Well-meaning supervisors often try to help by urging their juniors to “have more faith in yourself” and “believe in yourself a bit more”.

That’s OK but it doesn’t deal with the inherent problem: that academic overachievers usually have an external locus of evaluation.

What on earth is that?

Well, if you’ve gone through life striving to attain certain accolades or goals, then you start to attach your worth to those external achievements. And when you enter into a competitive profession, that tendency becomes even more pronounced.

In contrast, those with an internal locus of evaluation have an instinct or an inner compass, which guides them as to what is “good enough”. When to down tools on a piece of work. When to say no to a request.

Take law for example. Starting a pupillage or a training contract is a bit like asking a really decent home cook to suddenly become a master Japanese sushi chef. Everything you do is picked apart. You are retrained in how to think, how to analyse and how to present.

After going through this process, how could your locus of evaluation be anything other than external? You’ve been given the message that the old ways in which you worked “PL” (pre-law) were wrong. But didn’t these ways get you pretty far in life “PL”, through a good university education etc? So how could you be anything other than a little confused by this messaging?

This process, albeit essential, causes people to lose their bearings. How do they know what is “good” and what isn’t anymore?

What we say and what we hear

And then we tell them to “be more confident” in appraisals.

If you tell someone who’s lacking in confidence to “be more confident” the danger is that all they hear is more criticism.

You mean to say “you’re good enough”.

But what they hear is “you’re not good enough” (because your lack of confidence is inhibiting your performance).

And a comment that was intended to be helpful has a shaming effect, which then entrenches the very problem you were trying to help them with!

So what can you say/do that’s helpful?

Asking the right questions

Instead of telling your junior to “be more confident”, ask them: “how are you confident?”, “in what settings do you feel most confident?” and “when do you feel less confident?”. That leads to a more nuanced conversation.

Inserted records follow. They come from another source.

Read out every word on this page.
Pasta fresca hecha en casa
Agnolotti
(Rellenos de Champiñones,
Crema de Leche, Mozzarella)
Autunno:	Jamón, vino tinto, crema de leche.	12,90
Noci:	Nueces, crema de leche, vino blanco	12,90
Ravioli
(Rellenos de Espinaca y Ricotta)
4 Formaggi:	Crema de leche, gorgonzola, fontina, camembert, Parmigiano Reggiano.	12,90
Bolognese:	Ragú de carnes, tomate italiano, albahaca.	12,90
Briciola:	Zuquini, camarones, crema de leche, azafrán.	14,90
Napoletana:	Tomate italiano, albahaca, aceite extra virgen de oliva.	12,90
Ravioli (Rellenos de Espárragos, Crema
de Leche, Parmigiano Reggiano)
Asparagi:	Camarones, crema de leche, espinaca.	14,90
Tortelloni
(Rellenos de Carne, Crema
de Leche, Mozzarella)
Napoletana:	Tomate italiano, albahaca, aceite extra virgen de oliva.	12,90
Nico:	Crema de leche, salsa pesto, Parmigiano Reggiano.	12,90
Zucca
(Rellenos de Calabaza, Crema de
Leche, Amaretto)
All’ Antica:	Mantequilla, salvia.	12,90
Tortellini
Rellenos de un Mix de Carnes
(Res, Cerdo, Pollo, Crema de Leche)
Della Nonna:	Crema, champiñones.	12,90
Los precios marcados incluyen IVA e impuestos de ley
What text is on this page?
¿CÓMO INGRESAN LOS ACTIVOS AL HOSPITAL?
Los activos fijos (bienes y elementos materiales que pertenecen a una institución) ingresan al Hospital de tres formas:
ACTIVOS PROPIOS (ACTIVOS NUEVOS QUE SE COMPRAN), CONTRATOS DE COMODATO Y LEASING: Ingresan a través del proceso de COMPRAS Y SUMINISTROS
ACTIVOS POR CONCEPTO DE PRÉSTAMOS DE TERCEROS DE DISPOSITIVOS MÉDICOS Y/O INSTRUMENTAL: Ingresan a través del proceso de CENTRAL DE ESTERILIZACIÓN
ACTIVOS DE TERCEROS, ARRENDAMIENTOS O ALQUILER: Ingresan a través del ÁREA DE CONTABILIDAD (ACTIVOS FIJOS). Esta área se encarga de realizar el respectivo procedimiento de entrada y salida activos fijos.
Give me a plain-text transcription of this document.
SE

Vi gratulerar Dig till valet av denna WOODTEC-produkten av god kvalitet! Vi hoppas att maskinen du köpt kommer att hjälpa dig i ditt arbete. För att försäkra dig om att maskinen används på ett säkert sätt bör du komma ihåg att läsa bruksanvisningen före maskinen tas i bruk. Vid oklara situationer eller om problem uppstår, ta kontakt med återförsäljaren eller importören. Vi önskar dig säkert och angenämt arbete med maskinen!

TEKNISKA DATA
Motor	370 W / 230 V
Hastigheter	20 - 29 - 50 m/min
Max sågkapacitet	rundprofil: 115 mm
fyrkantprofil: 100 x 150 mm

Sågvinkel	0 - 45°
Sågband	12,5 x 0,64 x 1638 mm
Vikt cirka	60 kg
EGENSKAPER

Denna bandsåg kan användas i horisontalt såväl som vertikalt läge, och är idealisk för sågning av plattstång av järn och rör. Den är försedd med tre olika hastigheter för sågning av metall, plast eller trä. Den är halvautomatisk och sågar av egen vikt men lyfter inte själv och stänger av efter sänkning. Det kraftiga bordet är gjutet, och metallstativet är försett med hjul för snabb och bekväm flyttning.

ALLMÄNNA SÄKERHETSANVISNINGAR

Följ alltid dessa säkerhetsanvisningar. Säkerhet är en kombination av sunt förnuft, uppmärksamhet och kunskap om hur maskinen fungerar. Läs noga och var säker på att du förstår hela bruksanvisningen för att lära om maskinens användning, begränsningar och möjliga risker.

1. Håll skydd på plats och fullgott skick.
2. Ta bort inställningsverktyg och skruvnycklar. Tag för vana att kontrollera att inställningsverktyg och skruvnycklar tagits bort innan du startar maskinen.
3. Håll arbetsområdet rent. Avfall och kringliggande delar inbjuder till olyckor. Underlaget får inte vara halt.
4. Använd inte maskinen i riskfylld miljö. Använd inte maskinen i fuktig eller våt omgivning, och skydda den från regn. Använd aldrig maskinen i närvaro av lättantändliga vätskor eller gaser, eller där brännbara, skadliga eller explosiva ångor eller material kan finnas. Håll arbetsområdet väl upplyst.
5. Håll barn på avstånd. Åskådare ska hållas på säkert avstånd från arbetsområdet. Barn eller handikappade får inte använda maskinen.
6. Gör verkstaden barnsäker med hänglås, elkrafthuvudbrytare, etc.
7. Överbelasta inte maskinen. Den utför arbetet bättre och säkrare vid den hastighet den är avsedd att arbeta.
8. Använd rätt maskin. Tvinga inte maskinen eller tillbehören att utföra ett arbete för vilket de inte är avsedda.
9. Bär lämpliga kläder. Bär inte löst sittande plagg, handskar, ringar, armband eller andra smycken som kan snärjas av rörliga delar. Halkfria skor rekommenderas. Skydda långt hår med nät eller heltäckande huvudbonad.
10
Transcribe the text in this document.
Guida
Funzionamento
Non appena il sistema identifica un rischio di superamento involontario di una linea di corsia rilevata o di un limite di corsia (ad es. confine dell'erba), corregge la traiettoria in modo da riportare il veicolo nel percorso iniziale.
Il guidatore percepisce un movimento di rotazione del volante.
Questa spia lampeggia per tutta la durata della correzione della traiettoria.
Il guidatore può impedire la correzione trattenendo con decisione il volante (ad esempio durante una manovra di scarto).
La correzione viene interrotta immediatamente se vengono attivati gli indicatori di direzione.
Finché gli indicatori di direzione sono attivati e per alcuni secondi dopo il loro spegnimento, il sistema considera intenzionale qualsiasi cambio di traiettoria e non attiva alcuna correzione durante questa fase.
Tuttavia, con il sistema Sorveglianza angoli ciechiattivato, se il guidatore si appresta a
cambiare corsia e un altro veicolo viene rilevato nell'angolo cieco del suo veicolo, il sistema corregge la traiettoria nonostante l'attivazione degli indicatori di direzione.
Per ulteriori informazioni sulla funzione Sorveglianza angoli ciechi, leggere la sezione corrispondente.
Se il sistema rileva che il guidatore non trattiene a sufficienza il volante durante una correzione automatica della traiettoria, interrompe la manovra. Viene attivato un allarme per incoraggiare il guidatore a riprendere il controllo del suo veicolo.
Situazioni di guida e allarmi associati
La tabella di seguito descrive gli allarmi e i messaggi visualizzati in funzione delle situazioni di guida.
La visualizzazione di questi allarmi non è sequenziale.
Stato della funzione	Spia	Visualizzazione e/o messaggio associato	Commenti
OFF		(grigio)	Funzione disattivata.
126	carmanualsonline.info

Confidence isn’t binary. What you want to do is to work with your juniors to harness the latent confidence they already have that only comes out in certain settings. You want to help them to bring it to the fore in the scenarios where it’s less present.

Creating ‘safe’ environments

Acknowledge that the “confidence” issue is not all on the junior; it’s a systemic issue.

The requirement for excellence of client service in professional services has come at the cost of creating teaching and learning environments.

So, juniors don’t feel safe to offer ideas in a client meeting or call. Or to contribute during team get-togethers.

I know it creates more work for you, the supervisor. But ask the junior beforehand what could help them to contribute in client or team settings. Or offer them some ideas.

They might like to take on a discrete aspect of the task that they feel comfortable with and to lead on discussions with the client about that.

They might want you to give them a prompt early on in a meeting to raise something (it’s much easier to contribute later on in a meeting if you’ve said something early on, however small).

This might sound like spoon-feeding. But it will help you, the supervisor in the long run if your juniors are not cowed by such situations.

Tricks of the trade

Share with your juniors the confidence tricks you’ve learnt along the way.

We all have them.

Take public speaking for example. Many professionals learn tricks such as carrying a notebook or pen to help them do something with their hands and still their nerves during presentations.

Or they arrange conference rooms so they’re sat at a table/desk rather than having to stand while they speak (reducing the risk of ‘jelly leg syndrome).

None of us are supremely confident. So let’s show and teach our juniors the tricks we’ve learnt along the way.